Anne M. Chaka, Carlos A. Gonzalez, Russell D. Johnson III
Computational Chemistry Group, National Institute of Standards and Technology, 100 Bureau Drive Mail Stop 8380,Gaithersburg, MD 20899-8380
 Hybrid functionals, i.e. those which include some fraction of the exact exchange, have become extremely popular.  There are many demonstrated cases in which the accuracy is a significant improvement over Hartree-Fock and often over MP2, at considerably lower cost. There are also many examples, however, in which hybrid functionals give poor or inconsistent results for seemingly similar systems. NIST has developed a Computational Chemistry Sick List to keep track of systems for which Density Functional Theory or wavefunction methods have found to be unreliable. 
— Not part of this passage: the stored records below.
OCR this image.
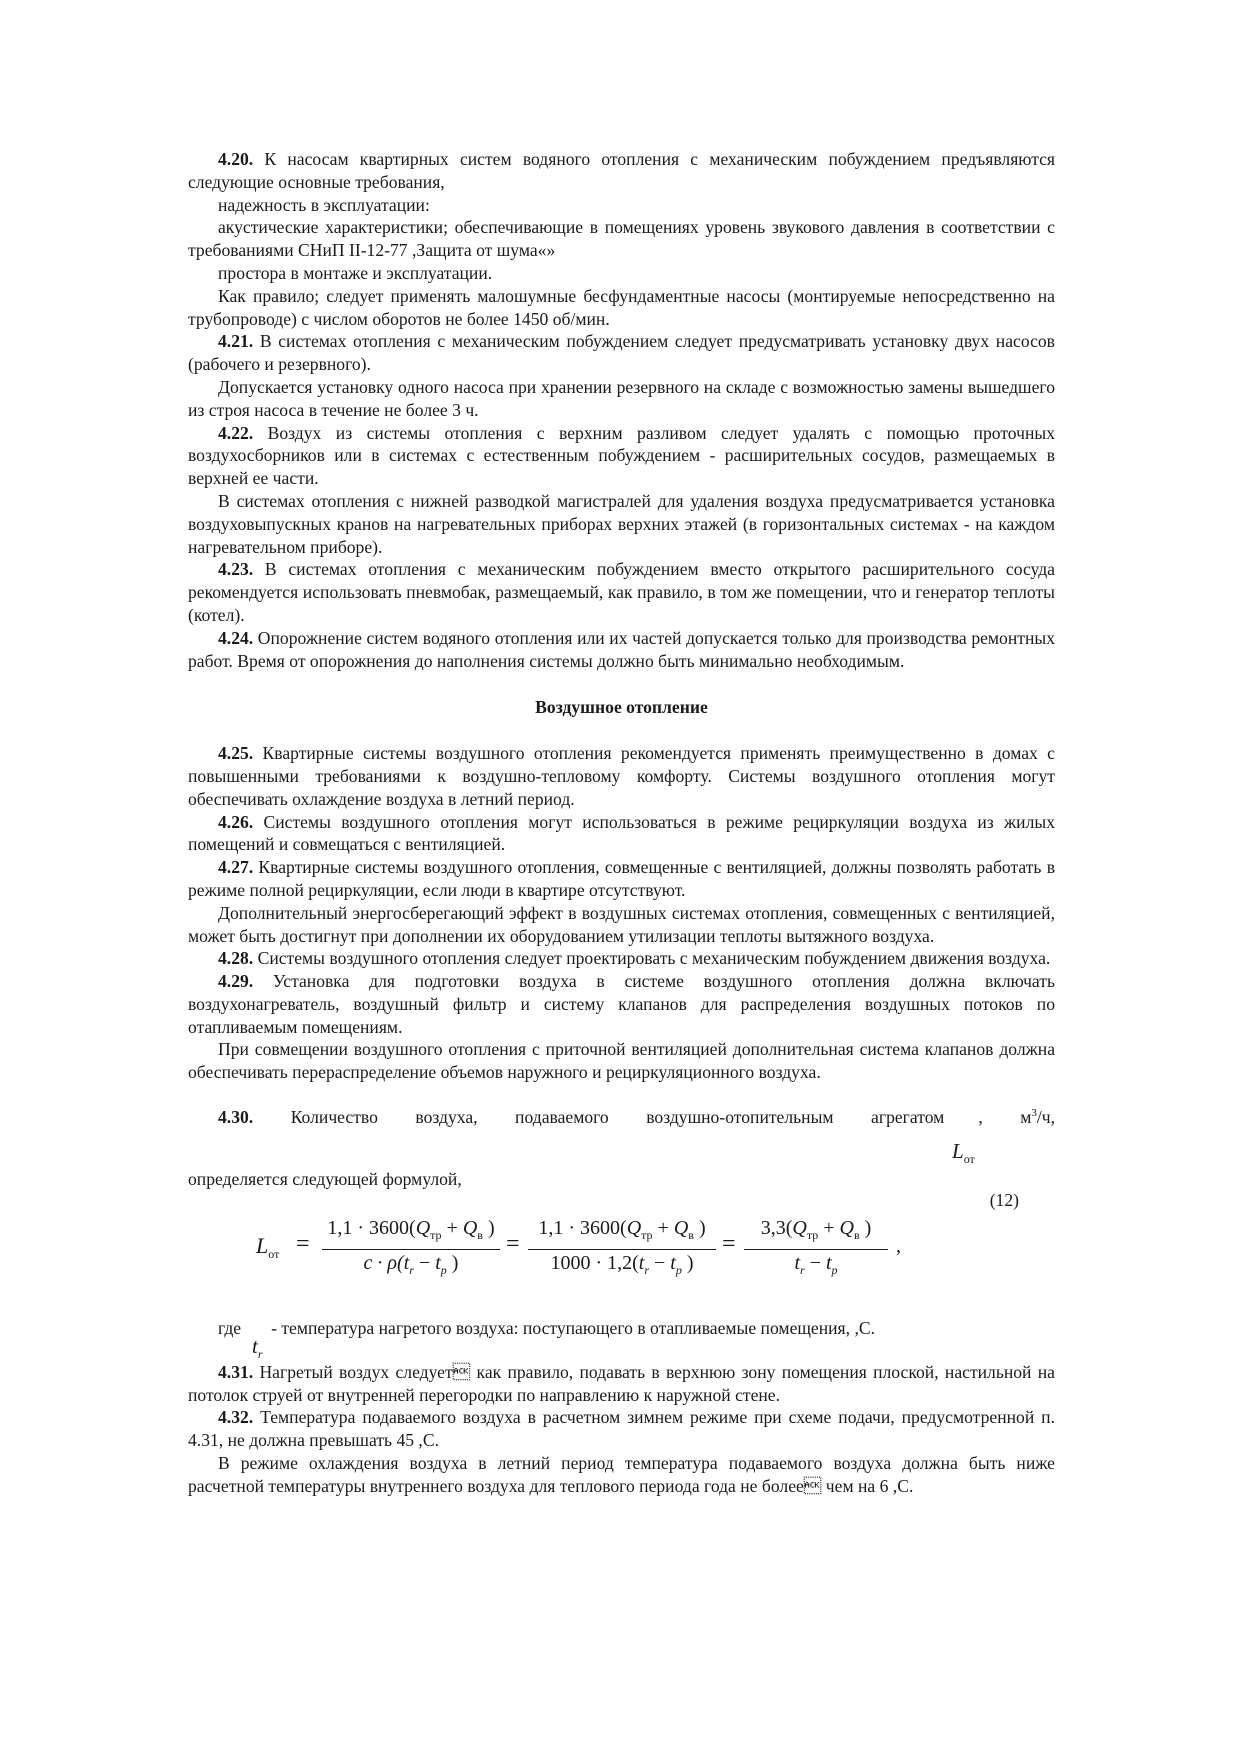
4.20. К насосам квартирных систем водяного отопления с механическим побуждением предъявляются следующие основные требования,

надежность в эксплуатации:

акустические характеристики; обеспечивающие в помещениях уровень звукового давления в соответствии с требованиями СНиП II-12-77 ,Защита от шума«»

простора в монтаже и эксплуатации.

Как правило; следует применять малошумные бесфундаментные насосы (монтируемые непосредственно на трубопроводе) с числом оборотов не более 1450 об/мин.

4.21. В системах отопления с механическим побуждением следует предусматривать установку двух насосов (рабочего и резервного).

Допускается установку одного насоса при хранении резервного на складе с возможностью замены вышедшего из строя насоса в течение не более 3 ч.

4.22. Воздух из системы отопления с верхним разливом следует удалять с помощью проточных воздухосборников или в системах с естественным побуждением - расширительных сосудов, размещаемых в верхней ее части.

В системах отопления с нижней разводкой магистралей для удаления воздуха предусматривается установка воздуховыпускных кранов на нагревательных приборах верхних этажей (в горизонтальных системах - на каждом нагревательном приборе).

4.23. В системах отопления с механическим побуждением вместо открытого расширительного сосуда рекомендуется использовать пневмобак, размещаемый, как правило, в том же помещении, что и генератор теплоты (котел).

4.24. Опорожнение систем водяного отопления или их частей допускается только для производства ремонтных работ. Время от опорожнения до наполнения системы должно быть минимально необходимым.

Воздушное отопление

4.25. Квартирные системы воздушного отопления рекомендуется применять преимущественно в домах с повышенными требованиями к воздушно-тепловому комфорту. Системы воздушного отопления могут обеспечивать охлаждение воздуха в летний период.

4.26. Системы воздушного отопления могут использоваться в режиме рециркуляции воздуха из жилых помещений и совмещаться с вентиляцией.

4.27. Квартирные системы воздушного отопления, совмещенные с вентиляцией, должны позволять работать в режиме полной рециркуляции, если люди в квартире отсутствуют.

Дополнительный энергосберегающий эффект в воздушных системах отопления, совмещенных с вентиляцией, может быть достигнут при дополнении их оборудованием утилизации теплоты вытяжного воздуха.

4.28. Системы воздушного отопления следует проектировать с механическим побуждением движения воздуха.

4.29. Установка для подготовки воздуха в системе воздушного отопления должна включать воздухонагреватель, воздушный фильтр и систему клапанов для распределения воздушных потоков по отапливаемым помещениям.

При совмещении воздушного отопления с приточной вентиляцией дополнительная система клапанов должна обеспечивать перераспределение объемов наружного и рециркуляционного воздуха.

4.30. Количество воздуха, подаваемого воздушно-отопительным агрегатом , $м^3/ч$,

$L_{от}$

определяется следующей формулой,

(12)
$L_{от}$ =
$1,1 \cdot 3600(Q_{тр} + Q_в$ )
$c \cdot \rho(t_r - t_p$ )
=
$1,1 \cdot 3600(Q_{тр} + Q_в$ )
$1000 \cdot 1,2(t_r - t_p$ )
=
$3,3(Q_{тр} + Q_в$ )
$t_r - t_p$
,

где - температура нагретого воздуха: поступающего в отапливаемые помещения, ,С.

$t_r$

4.31. Нагретый воздух следует как правило, подавать в верхнюю зону помещения плоской, настильной на потолок струей от внутренней перегородки по направлению к наружной стене.

4.32. Температура подаваемого воздуха в расчетном зимнем режиме при схеме подачи, предусмотренной п. 4.31, не должна превышать 45 ,С.

В режиме охлаждения воздуха в летний период температура подаваемого воздуха должна быть ниже расчетной температуры внутреннего воздуха для теплового периода года не более чем на 6 ,С.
The reason for the variability of the hybrid functionals is not well understood. These functionals have, in general, been parameterized using a specific set of chemical structures and property data, and have not necessarily been validated for transferability to other systems and other properties.  The question remains: Can functionals based on some fraction of the exact exchange be developed for general chemical applications, or are there physical limits to what can be achieved with parameterization? We will present a systematic investigation of hybrid functionals and exchange parameterization with respect to two classes of chemical problems in which hybrid functional have exhibited considerable variability, i.e. reaction barrier heights and singlet-triplet gaps.